Today is George Washington’s birthday.

It is fitting, therefore, to reflect on “the blessings of liberty” and the acts of heroism sometimes required to secure them. And no one stands taller in the pantheon of American heroes than George Washington.

CELEBRITIES AND HEROES NOT NECESSARILY THE SAME THING

The American mind today is deeply attracted to professional athletes, musicians, movie stars, and celebrities and provocateurs of various kinds. Despite their fame and talents, however, most of them are not genuinely “heroic.”

The true hero risks much, sometimes gives much—sometimes gives everything—for the safety and freedom of others. Washington was among the revolutionaries who risked everything they had: their lives, fortunes, and sacred honor.

After defeating a military that out-gunned him in almost every way in order to secure American Independence, and after being offered any title or compensation he might possibly want, Washington asked only that he be allowed to return home. And be left alone.

That is a model for the rest of the world to contemplate. King George III, for one, could not fathom a victorious general requesting nothing more than a return to a life of farming.

MODELS OF EXCELLENCE HELP US TO SEE

In its highest form, the hero is a rare individual who exercises physical, moral, and intellectual virtue far beyond the capacity of ordinary men and women.

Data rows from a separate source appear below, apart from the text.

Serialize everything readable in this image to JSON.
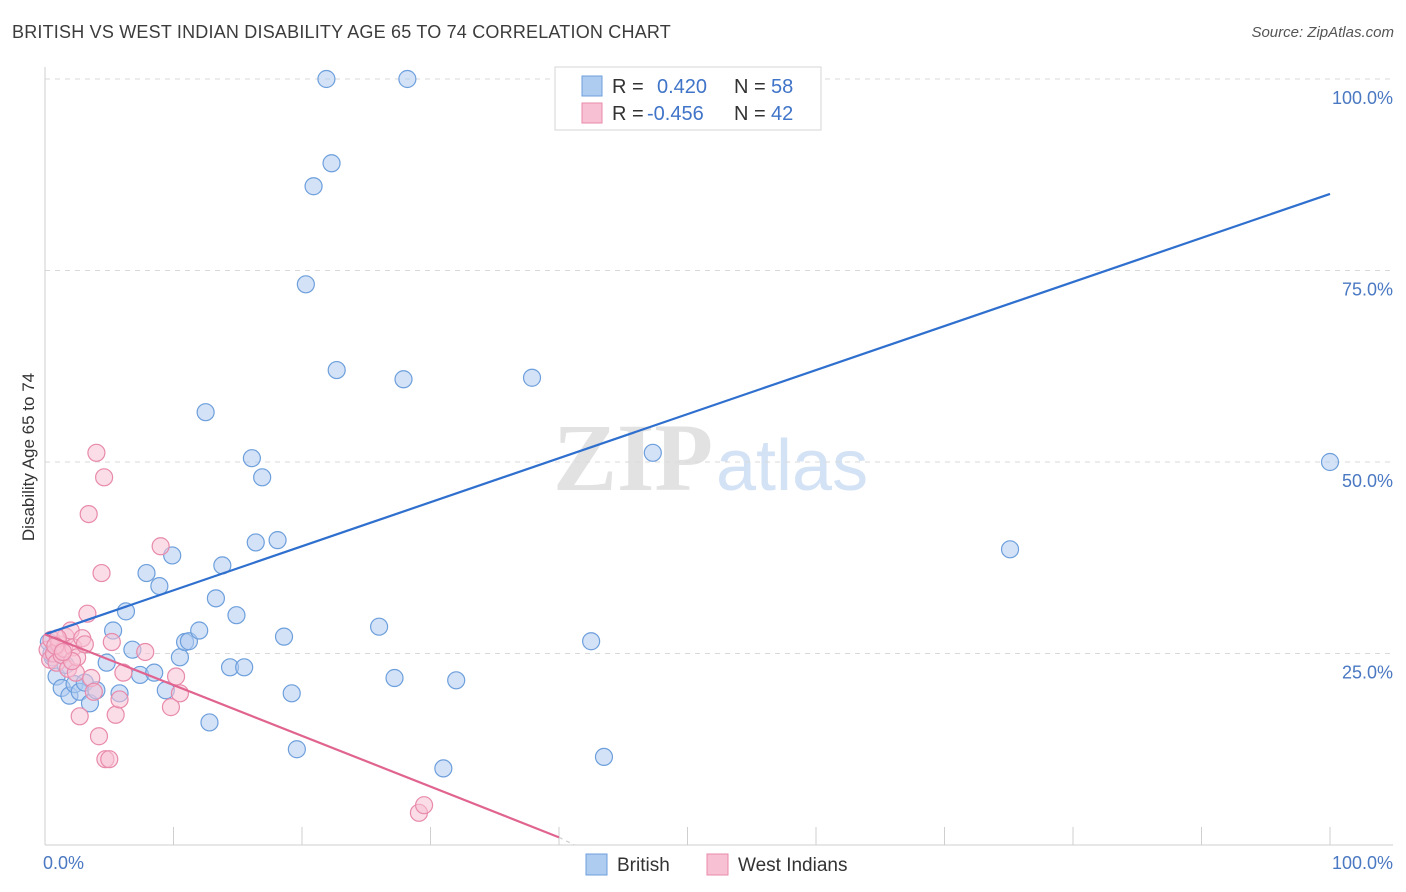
{
  "title": "BRITISH VS WEST INDIAN DISABILITY AGE 65 TO 74 CORRELATION CHART",
  "source": "Source: ZipAtlas.com",
  "watermark": {
    "zip": "ZIP",
    "atlas": "atlas"
  },
  "colors": {
    "british_fill": "#aecbf0",
    "british_stroke": "#6d9fdc",
    "british_line": "#2f6fce",
    "west_fill": "#f7c1d3",
    "west_stroke": "#e88aab",
    "west_line": "#e0648f",
    "axis_text": "#4a78c2",
    "grid": "#d9d9d9"
  },
  "legend": {
    "rows": [
      {
        "r_label": "R =",
        "r_value": "0.420",
        "n_label": "N =",
        "n_value": "58"
      },
      {
        "r_label": "R =",
        "r_value": "-0.456",
        "n_label": "N =",
        "n_value": "42"
      }
    ]
  },
  "chart_data": {
    "type": "scatter",
    "title": "BRITISH VS WEST INDIAN DISABILITY AGE 65 TO 74 CORRELATION CHART",
    "xlabel": "",
    "ylabel": "Disability Age 65 to 74",
    "xlim": [
      0,
      100
    ],
    "ylim": [
      0,
      100
    ],
    "x_tick_labels": [
      "0.0%",
      "100.0%"
    ],
    "y_ticks": [
      25,
      50,
      75,
      100
    ],
    "y_tick_labels": [
      "25.0%",
      "50.0%",
      "75.0%",
      "100.0%"
    ],
    "grid": true,
    "legend_placement": "top-center",
    "series": [
      {
        "name": "British",
        "r": 0.42,
        "n": 58,
        "trend": {
          "x0": 0,
          "y0": 27.5,
          "x1": 100,
          "y1": 85.0
        },
        "points": [
          [
            0.3,
            26.5
          ],
          [
            0.6,
            24.5
          ],
          [
            0.9,
            22.0
          ],
          [
            1.3,
            20.5
          ],
          [
            1.6,
            23.5
          ],
          [
            1.9,
            19.5
          ],
          [
            2.3,
            21.0
          ],
          [
            2.7,
            20.0
          ],
          [
            3.1,
            21.2
          ],
          [
            3.5,
            18.5
          ],
          [
            4.0,
            20.2
          ],
          [
            4.8,
            23.8
          ],
          [
            5.3,
            28.0
          ],
          [
            5.8,
            19.8
          ],
          [
            6.3,
            30.5
          ],
          [
            6.8,
            25.5
          ],
          [
            7.4,
            22.2
          ],
          [
            7.9,
            35.5
          ],
          [
            8.5,
            22.5
          ],
          [
            8.9,
            33.8
          ],
          [
            9.4,
            20.2
          ],
          [
            9.9,
            37.8
          ],
          [
            10.5,
            24.5
          ],
          [
            10.9,
            26.5
          ],
          [
            11.2,
            26.6
          ],
          [
            12.0,
            28.0
          ],
          [
            12.5,
            56.5
          ],
          [
            12.8,
            16.0
          ],
          [
            13.3,
            32.2
          ],
          [
            13.8,
            36.5
          ],
          [
            14.4,
            23.2
          ],
          [
            14.9,
            30.0
          ],
          [
            15.5,
            23.2
          ],
          [
            16.1,
            50.5
          ],
          [
            16.4,
            39.5
          ],
          [
            16.9,
            48.0
          ],
          [
            18.1,
            39.8
          ],
          [
            18.6,
            27.2
          ],
          [
            19.2,
            19.8
          ],
          [
            19.6,
            12.5
          ],
          [
            20.3,
            73.2
          ],
          [
            20.9,
            86.0
          ],
          [
            21.9,
            100.0
          ],
          [
            22.3,
            89.0
          ],
          [
            22.7,
            62.0
          ],
          [
            26.0,
            28.5
          ],
          [
            27.2,
            21.8
          ],
          [
            27.9,
            60.8
          ],
          [
            28.2,
            100.0
          ],
          [
            31.0,
            10.0
          ],
          [
            32.0,
            21.5
          ],
          [
            37.9,
            61.0
          ],
          [
            42.5,
            26.6
          ],
          [
            43.5,
            11.5
          ],
          [
            47.3,
            51.2
          ],
          [
            75.1,
            38.6
          ],
          [
            100.0,
            50.0
          ],
          [
            0.5,
            25.0
          ]
        ]
      },
      {
        "name": "West Indians",
        "r": -0.456,
        "n": 42,
        "trend": {
          "x0": 0,
          "y0": 27.5,
          "x1": 40,
          "y1": 1.0
        },
        "points": [
          [
            0.2,
            25.5
          ],
          [
            0.4,
            24.2
          ],
          [
            0.5,
            26.8
          ],
          [
            0.7,
            25.0
          ],
          [
            0.9,
            23.8
          ],
          [
            1.1,
            26.2
          ],
          [
            1.3,
            24.8
          ],
          [
            1.5,
            25.6
          ],
          [
            1.6,
            27.2
          ],
          [
            1.8,
            23.0
          ],
          [
            2.0,
            28.0
          ],
          [
            2.2,
            25.8
          ],
          [
            2.4,
            22.5
          ],
          [
            2.5,
            24.5
          ],
          [
            2.7,
            16.8
          ],
          [
            2.9,
            27.0
          ],
          [
            3.1,
            26.2
          ],
          [
            3.3,
            30.2
          ],
          [
            3.4,
            43.2
          ],
          [
            3.6,
            21.8
          ],
          [
            3.8,
            20.0
          ],
          [
            4.0,
            51.2
          ],
          [
            4.2,
            14.2
          ],
          [
            4.4,
            35.5
          ],
          [
            4.6,
            48.0
          ],
          [
            4.7,
            11.2
          ],
          [
            5.0,
            11.2
          ],
          [
            5.2,
            26.5
          ],
          [
            5.5,
            17.0
          ],
          [
            5.8,
            19.0
          ],
          [
            6.1,
            22.5
          ],
          [
            7.8,
            25.2
          ],
          [
            9.0,
            39.0
          ],
          [
            9.8,
            18.0
          ],
          [
            10.2,
            22.0
          ],
          [
            10.5,
            19.8
          ],
          [
            29.1,
            4.2
          ],
          [
            29.5,
            5.2
          ],
          [
            1.0,
            27.0
          ],
          [
            2.1,
            24.0
          ],
          [
            0.8,
            26.0
          ],
          [
            1.4,
            25.2
          ]
        ]
      }
    ]
  },
  "bottom_legend": {
    "items": [
      {
        "label": "British"
      },
      {
        "label": "West Indians"
      }
    ]
  }
}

By his or her example, the hero helps the rest of us to see what it looks like to be courageous, temperate, wise, and just. The hero helps the rest of us to see human excellence.

Washington, in particular, shows us in his actions, and teaches us in his writings, how to be self-reliant, self-assertive, self-defending, self-governing citizens of the freest nation on earth. And he makes clear the lengths to which we might need to go if we are to defend that freedom successfully from all enemies, foreign and domestic.

On July 2, 1776, Washington sent general orders to his citizen-officers—whom the Continental Congress had no money to pay!—explaining the war effort and what was being asked of them:

The time is now near at hand which must probably determine whether Americans are to be freemen or slaves; whether they are to have any property they can call their own; whether their houses and farms are to be pillaged and destroyed, and they consigned to a state of wretchedness from which no human efforts will probably deliver them. The fate of unborn millions will now depend, under God, on the courage and conduct of this army.

Our cruel and unrelenting enemy leaves us no choice but a brave resistance, or the most abject submission. This is all we can expect. We have therefore to resolve to conquer or die.

Our own Country’s honor all call upon us for a vigorous and manly exertion, and if we now shamefully fail, we shall become infamous to the whole world. Let us therefore rely upon the goodness of our cause, and the aid of the supreme Being, in whose hands victory is, to animate and encourage us to great and noble actions. The Eyes of all our Countrymen are now upon us, and we shall have their blessings, and praises, if happily we are the instruments of saving them from the Tyranny meditated against them. Let us therefore animate and encourage each other, and show the whole world that a free man contending for liberty on his own ground is superior to any slavish mercenary on earth.

Seven days later, on July 9, 1776, Washington ordered his officers to read the Declaration of Independence to their troops, explaining the rightness of the American cause for freedom.

HAPPY BIRTHDAY TO A HERO

“To add brightness to the sun, or glory to the name of George Washington,” Abraham Lincoln later remarked in a eulogy on the man from Mount Vernon, “is alike impossible.” “Let none attempt it. In solemn awe pronounce the name, and in its naked deathless splendor, leave it shining on.”

Very well, Mr. Lincoln. I shall not attempt it. To the Indispensable Man of the American Revolution, George Washington, I merely say: Happy Birthday, Sir.